The Association of Reintegration of Crimea (ARC) provided a document for consideration to UN Special Rapporteur on Rights to Freedom of Peaceful Assembly and Association Mr Clément Nyaletsossi Voule, for his report on climate change to be presented at the 76th session of the UN General Assembly.
The ARC said that its submission highlighted the situation regarding the ongoing water crisis and related oppressions of human rights in Crimea, including peaceful assembly and association.
"It deals with the issues of ineffective humanitarian, financial, industrial, environmental and social policy of Russia’s de-facto 'authorities' in Crimea that caused the water crisis which aggravates from 2020 in Ukrainian region," the Association wrote in a statement published on Monday.
According to ARC, climate justice activism, including the peaceful assemblies and associations, is impossible in today's Crimea. Because Russian occupation authorities ban and punish any civil activity on the peninsula, that is not controlled by them.
"Such 'authorities' banned the Mejlis of Crimean Tatar People in 2016. And since 2014, they punished hundreds of persons who tried to hold the meetings, including the meetings against the water policy in Crimea in 2020. Crimean residents tried to collect signatures against the ill management of de-facto 'authorities' in 2020 in Simferopol, and against the construction of water desalination station in Yalta. The organisers of those signature collections were fined illegally," the ARC said.

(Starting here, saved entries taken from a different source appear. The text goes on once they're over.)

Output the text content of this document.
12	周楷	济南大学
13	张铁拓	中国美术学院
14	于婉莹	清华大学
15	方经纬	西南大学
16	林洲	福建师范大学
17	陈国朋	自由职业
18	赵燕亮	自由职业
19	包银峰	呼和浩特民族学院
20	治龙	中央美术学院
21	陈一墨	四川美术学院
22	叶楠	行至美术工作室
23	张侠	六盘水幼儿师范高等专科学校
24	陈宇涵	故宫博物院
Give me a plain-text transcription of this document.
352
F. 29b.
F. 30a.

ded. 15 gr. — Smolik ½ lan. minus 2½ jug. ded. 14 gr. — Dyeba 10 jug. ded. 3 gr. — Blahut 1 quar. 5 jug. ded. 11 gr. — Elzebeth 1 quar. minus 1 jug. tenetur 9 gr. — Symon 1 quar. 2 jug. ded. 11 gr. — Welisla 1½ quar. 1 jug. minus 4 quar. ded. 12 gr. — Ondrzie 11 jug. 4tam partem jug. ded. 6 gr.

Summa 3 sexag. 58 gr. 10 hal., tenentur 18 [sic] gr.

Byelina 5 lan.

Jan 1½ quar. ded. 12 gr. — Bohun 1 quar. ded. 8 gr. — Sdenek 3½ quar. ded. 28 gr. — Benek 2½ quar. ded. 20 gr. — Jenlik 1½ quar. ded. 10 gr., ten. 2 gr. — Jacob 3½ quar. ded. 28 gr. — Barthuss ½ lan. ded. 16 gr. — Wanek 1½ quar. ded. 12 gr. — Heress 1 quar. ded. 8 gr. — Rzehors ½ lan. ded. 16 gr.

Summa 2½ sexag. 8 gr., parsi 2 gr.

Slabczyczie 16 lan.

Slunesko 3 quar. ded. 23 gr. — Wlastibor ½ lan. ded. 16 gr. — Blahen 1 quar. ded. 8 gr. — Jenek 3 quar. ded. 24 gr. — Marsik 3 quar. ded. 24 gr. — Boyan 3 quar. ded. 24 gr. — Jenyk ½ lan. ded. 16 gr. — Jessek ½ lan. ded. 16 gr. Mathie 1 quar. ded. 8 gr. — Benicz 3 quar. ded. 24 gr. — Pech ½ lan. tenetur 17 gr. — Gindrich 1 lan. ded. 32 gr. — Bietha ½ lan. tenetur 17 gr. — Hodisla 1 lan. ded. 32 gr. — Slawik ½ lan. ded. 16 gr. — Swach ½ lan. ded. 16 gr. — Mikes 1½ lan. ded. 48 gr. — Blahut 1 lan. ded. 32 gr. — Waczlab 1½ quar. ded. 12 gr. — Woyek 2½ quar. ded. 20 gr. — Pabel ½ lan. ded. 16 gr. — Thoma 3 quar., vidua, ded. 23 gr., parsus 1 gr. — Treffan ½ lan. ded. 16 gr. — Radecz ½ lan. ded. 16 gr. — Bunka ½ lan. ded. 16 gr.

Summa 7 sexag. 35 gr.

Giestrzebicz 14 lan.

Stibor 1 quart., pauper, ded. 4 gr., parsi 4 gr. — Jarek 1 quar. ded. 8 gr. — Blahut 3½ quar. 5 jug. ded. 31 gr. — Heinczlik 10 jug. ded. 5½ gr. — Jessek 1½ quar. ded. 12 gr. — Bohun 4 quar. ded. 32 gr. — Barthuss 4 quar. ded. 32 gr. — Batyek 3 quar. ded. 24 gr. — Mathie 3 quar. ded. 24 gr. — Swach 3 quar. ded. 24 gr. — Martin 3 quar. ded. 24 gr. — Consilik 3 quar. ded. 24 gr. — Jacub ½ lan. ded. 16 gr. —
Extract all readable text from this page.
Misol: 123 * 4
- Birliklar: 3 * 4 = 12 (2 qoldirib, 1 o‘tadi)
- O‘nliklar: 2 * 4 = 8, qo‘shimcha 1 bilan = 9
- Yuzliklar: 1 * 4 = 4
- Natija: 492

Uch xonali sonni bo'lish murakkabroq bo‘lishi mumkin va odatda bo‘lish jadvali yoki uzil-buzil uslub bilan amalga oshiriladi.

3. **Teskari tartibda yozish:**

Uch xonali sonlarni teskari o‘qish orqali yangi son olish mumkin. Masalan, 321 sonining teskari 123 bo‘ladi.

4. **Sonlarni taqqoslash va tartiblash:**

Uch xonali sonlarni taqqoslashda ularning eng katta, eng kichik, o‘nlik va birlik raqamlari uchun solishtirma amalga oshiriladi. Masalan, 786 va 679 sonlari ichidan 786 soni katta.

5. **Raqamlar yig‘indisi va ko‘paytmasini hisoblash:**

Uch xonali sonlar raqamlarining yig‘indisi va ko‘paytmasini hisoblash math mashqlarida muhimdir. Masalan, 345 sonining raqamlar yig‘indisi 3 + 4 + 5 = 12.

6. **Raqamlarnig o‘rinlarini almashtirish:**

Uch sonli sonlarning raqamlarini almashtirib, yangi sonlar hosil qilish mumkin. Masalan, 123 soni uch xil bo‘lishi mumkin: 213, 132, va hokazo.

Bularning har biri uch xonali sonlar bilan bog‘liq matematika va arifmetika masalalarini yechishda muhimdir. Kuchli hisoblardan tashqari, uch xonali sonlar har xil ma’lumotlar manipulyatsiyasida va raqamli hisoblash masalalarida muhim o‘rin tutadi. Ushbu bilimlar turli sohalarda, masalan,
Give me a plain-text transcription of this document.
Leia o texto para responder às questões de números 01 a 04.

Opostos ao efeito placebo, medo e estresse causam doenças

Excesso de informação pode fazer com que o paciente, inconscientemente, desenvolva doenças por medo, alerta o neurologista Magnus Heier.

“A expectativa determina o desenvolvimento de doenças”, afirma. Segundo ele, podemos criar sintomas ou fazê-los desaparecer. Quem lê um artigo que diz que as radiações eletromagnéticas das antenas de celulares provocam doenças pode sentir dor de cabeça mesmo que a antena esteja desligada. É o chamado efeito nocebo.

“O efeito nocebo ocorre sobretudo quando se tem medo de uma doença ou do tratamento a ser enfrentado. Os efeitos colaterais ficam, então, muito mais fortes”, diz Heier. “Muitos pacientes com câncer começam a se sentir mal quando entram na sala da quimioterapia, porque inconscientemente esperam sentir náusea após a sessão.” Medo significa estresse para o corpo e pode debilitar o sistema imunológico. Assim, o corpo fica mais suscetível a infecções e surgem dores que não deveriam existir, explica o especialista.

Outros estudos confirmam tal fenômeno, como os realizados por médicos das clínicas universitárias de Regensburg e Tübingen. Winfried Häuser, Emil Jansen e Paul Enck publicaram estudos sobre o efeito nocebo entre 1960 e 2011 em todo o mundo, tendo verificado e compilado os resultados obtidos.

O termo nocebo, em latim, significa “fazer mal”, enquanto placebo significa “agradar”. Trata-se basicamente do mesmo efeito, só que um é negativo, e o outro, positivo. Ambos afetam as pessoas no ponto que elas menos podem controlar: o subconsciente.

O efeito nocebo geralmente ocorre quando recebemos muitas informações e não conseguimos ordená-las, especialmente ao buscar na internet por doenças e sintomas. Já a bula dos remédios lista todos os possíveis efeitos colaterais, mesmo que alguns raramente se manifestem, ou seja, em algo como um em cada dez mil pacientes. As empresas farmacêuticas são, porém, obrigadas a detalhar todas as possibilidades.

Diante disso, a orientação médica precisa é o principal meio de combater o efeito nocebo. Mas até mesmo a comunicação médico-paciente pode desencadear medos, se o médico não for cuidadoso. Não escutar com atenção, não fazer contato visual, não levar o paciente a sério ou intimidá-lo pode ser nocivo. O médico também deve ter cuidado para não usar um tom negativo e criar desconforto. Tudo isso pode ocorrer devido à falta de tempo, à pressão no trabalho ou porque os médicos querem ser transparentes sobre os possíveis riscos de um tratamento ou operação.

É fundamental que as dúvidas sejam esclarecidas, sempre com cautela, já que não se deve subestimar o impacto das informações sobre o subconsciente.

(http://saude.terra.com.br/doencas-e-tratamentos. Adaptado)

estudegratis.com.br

Association added that the restriction of civil activism in Crimea includes; a total ban on the meetings and NGOs, the illegal fines against its participants and organisers and the oppressions the civil activists and bloggers, who highlight the climate changes and water crisis issues, including arrests, raids and criminal proceedings.
In 2020, Russian occupation police raided civic activist Ludvika Papadopulu's flat in Yalta, for her publications on human rights and the environment. In 2021 Russia’s de-facto “authorities” proclaimed the criminal proceeding on “international terrorism” and “extremism” charges against some Ukrainian activists and bloggers, including members of ARC who reflected the negative impact of Russia’s policy on the water crisis in Crimea.
"Also, we reminded the Rapporteur that indigenous Crimean Tatar people have their representative body, Mejlis, in Crimea with a system of local governmental bodies. They all were banned by Russia’s de-facto “authorities” in 2016 as “extremist structures.” Now, these indigenous people have no practical possibility to make any influence on Russia’s industrial, social and military policy that caused the water crisis in Crimea in the climate change situation," the ARC added.
The Association stressed its belief that special research on civil and ecological rights to water and sanitation in situations such as climate change, armed conflict and related “grey zones” like Crimea, conducting by the UN Special Rapporteur, might be a starting point for improvement.
"We invited the Special Rapporteur to Ukraine and Crimea. That will contribute to the collection of information, and allow the Rapporteur to make a first-hand impression of the situation in the region. Also, we recommended in the submission to UN Human Rights Monitoring Mission in Ukraine to monitor more actively the issues of the water crisis in Crimea and human rights violations of Russia’s de-facto “authorities” regarding this issue," the statement emphasised.
Association’s submission on the water crisis issues was already elaborated by the UN Special Rapporteur on the Human Rights to Safe Drinking Water and Sanitation, and by the UN Special Rapporteur on Human Rights and Environment in 2021. The relevant reports of Rapporteurs were presented to the UN Human Rights Council.
The 76th session of the UN General Assembly (UNGA 76) is scheduled to open on 14 September 2021.